Kim SoonimBorn in Sobeck Mountain of South Korea. BFA&MFA in Sculpture at Ewha Wonan’s University Seoul Korea (Second major: Painting & Print Making and History of Art). Currently lives in Incheon, work in Seoul. Lecture at Ewha Woman’s University and Daegu University of South Korea.

2007    The Ethereal Space, Red Mill Gallery, Vermont, USA 

2008   I meet with stone, Space Beam Incheon & Space Noon, Suwon, Korea 

2008   The Face of Unknown got, Gallery Dam, Seoul, Korea 

2009   Etherial, Gallery Grimson, Seoul, Korea 

2010   The Threads, ISCP Gallery, New York, USA 

2011   The Forest of Strayer, Open Space Bae, Busan, Korea

2012   The Wild Seeds, Space Noon, Suwon, Korea 

2012   Mind Space, OX Warehouse, Macau, China 

2012   On the Road, SOMA Museum, Seoul, Korea 

2012   Nanun dol KAIST, Research & Art, Seoul, Korea

I am a visual artist who is interested in interpreting people and places I encounter in my life.
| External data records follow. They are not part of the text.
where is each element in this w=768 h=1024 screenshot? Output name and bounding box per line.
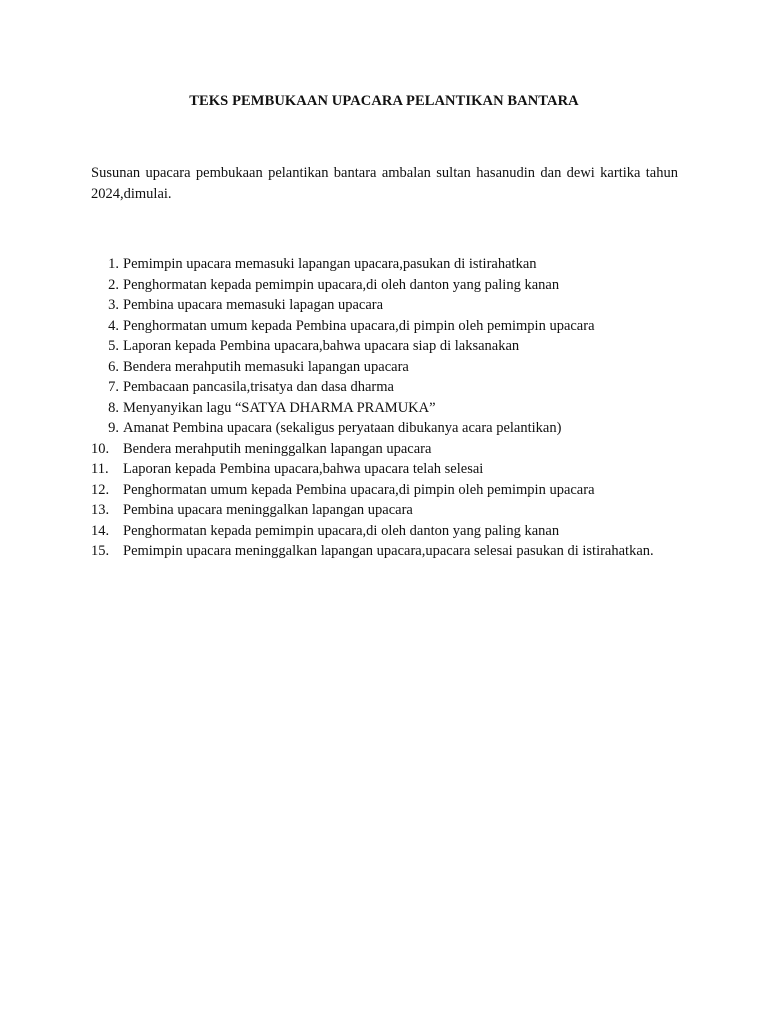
list-item-text: Penghormatan umum kepada Pembina upacara,di pimpin oleh pemimpin upacara	[123, 481, 595, 498]
list-item	[91, 521, 711, 542]
list-item-number: 11.	[91, 461, 109, 477]
document-title: TEKS PEMBUKAAN UPACARA PELANTIKAN BANTARA	[189, 93, 579, 109]
procedure-list	[91, 254, 711, 562]
list-item-text: Pemimpin upacara meninggalkan lapangan upacara,upacara selesai pasukan di istirahatkan.	[123, 543, 654, 559]
list-item-text: Penghormatan umum kepada Pembina upacara,di pimpin oleh pemimpin upacara	[123, 317, 595, 334]
list-item	[91, 336, 711, 357]
list-item-number: 12.	[91, 481, 110, 498]
list-item-number: 10.	[91, 440, 110, 457]
list-item-text: Pembacaan pancasila,trisatya dan dasa dharma	[123, 379, 394, 395]
list-item	[91, 377, 711, 398]
list-item-number: 15.	[91, 543, 110, 559]
list-item-number: 8.	[108, 399, 119, 416]
list-item-number: 6.	[108, 358, 119, 375]
list-item	[91, 254, 711, 275]
list-item	[91, 480, 711, 501]
list-item-text: Penghormatan kepada pemimpin upacara,di oleh danton yang paling kanan	[123, 522, 560, 539]
intro-paragraph: Susunan upacara pembukaan pelantikan bantara ambalan sultan hasanudin dan dewi kartika tahun 2024,dimulai.	[91, 165, 678, 202]
list-item	[91, 275, 711, 296]
list-item	[91, 418, 711, 439]
list-item-number: 5.	[108, 338, 119, 354]
list-item-number: 7.	[108, 379, 119, 395]
list-item-number: 9.	[108, 420, 119, 436]
list-item	[91, 295, 711, 316]
list-item-number: 14.	[91, 522, 110, 539]
list-item-text: Pemimpin upacara memasuki lapangan upacara,pasukan di istirahatkan	[123, 256, 537, 272]
list-item-text: Penghormatan kepada pemimpin upacara,di oleh danton yang paling kanan	[123, 276, 560, 293]
list-item	[91, 541, 711, 562]
list-item-text: Amanat Pembina upacara (sekaligus peryataan dibukanya acara pelantikan)	[123, 420, 562, 436]
list-item-text: Bendera merahputih meninggalkan lapangan upacara	[123, 440, 432, 457]
list-item-number: 3.	[108, 297, 119, 313]
list-item	[91, 500, 711, 521]
list-item-text: Menyanyikan lagu “SATYA DHARMA PRAMUKA”	[123, 399, 436, 416]
list-item	[91, 398, 711, 419]
list-item-number: 2.	[108, 276, 119, 293]
list-item-text: Bendera merahputih memasuki lapangan upacara	[123, 358, 409, 375]
list-item-number: 4.	[108, 317, 119, 334]
list-item-text: Pembina upacara memasuki lapagan upacara	[123, 297, 384, 313]
list-item-text: Laporan kepada Pembina upacara,bahwa upacara telah selesai	[123, 461, 484, 477]
list-item-text: Laporan kepada Pembina upacara,bahwa upacara siap di laksanakan	[123, 338, 520, 354]
list-item-number: 1.	[108, 256, 119, 272]
list-item	[91, 316, 711, 337]
list-item	[91, 459, 711, 480]
list-item-text: Pembina upacara meninggalkan lapangan upacara	[123, 502, 413, 518]
list-item-number: 13.	[91, 502, 110, 518]
list-item	[91, 439, 711, 460]
list-item	[91, 357, 711, 378]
I have my own subjectivity and try to express my interpretations with natural materials to make installation, sculpture, plane figures or performance. 

I chose objects which seem to express how people feel and how this triggers a sense of place where we have been. 

Needlework is my most used method of expression. It references my childhood. I grew up in the area of Sobaek Mountain and spent most of my time in the nature where I found my playmates in mountains and fields. I grew up in a large family and learned needlework from my mother and grandmother. I became accustomed to needlework and this   connected me to make associations between things, working with needle and thread.  

I am interested in the ‘encounter’ between myself and the objects that I make. I am interested in how the ‘memories’ created by those encounters make each object special. ‘Travel’ is my important method of work to fill these curiosities and to create another.  

Kim says, “While I touch stones and spend time with them, they tell me their stories.” At this moment, “I” and “they” become one that cannot be distinguished from each other. “They” that are omnipresent “I” are my mind and my atman. She hangs the stones hoping that they forget the heaviness of beings at least for the moment.